If you “don’t have time” excuse to meet your best friend for a coffee, because you are sooooo busy, I say you should think about your priorities. If you finish your work and then you spend the rest of your day playing games or scrolling social media on your phone, instead of having quality time with your partner or your kids, I say you should think about your priorities.
We all need to reset, recharge batteries, especially when we have really demanding jobs. But what we really need to think trough is balance between each area in our live, so we focus on what really matters, instead of focusing on everything.
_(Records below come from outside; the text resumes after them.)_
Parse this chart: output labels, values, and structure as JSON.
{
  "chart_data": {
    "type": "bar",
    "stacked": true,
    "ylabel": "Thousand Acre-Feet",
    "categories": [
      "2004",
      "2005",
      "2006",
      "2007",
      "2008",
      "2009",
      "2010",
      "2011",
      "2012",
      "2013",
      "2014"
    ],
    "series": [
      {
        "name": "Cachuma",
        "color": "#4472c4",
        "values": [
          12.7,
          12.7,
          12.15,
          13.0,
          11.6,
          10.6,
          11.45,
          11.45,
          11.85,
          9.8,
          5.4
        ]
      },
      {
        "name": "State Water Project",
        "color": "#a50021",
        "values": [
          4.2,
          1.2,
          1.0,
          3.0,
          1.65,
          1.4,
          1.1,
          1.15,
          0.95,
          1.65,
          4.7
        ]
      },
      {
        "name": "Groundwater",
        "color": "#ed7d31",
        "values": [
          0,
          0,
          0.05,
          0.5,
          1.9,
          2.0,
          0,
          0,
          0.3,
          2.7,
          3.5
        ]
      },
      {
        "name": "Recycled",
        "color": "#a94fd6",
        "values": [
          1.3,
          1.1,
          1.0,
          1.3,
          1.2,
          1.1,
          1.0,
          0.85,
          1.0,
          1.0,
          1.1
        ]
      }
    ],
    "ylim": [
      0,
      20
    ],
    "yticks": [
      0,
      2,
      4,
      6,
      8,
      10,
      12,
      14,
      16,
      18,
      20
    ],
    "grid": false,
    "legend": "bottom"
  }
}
What you can say “no” to, to get some time back to spend it with people who you really love?
The bottom line
“I don’t have time” is an easy excuse. And it’s easy not only because it’s not hard to say, but also because it’s socially acceptable – we are all busy nowadays, right? We seem to think that the more we are busy, the more successful or valuable we are. And it’s so not true.
Stop using “I don’t have time” excuse. Think about the most important things in your life, focus on them. Cut everything else. Start saying “no” to things, set your boundaries to protect your time and those who you actually care about. It’s not rude or narcissistic. It’s self-care.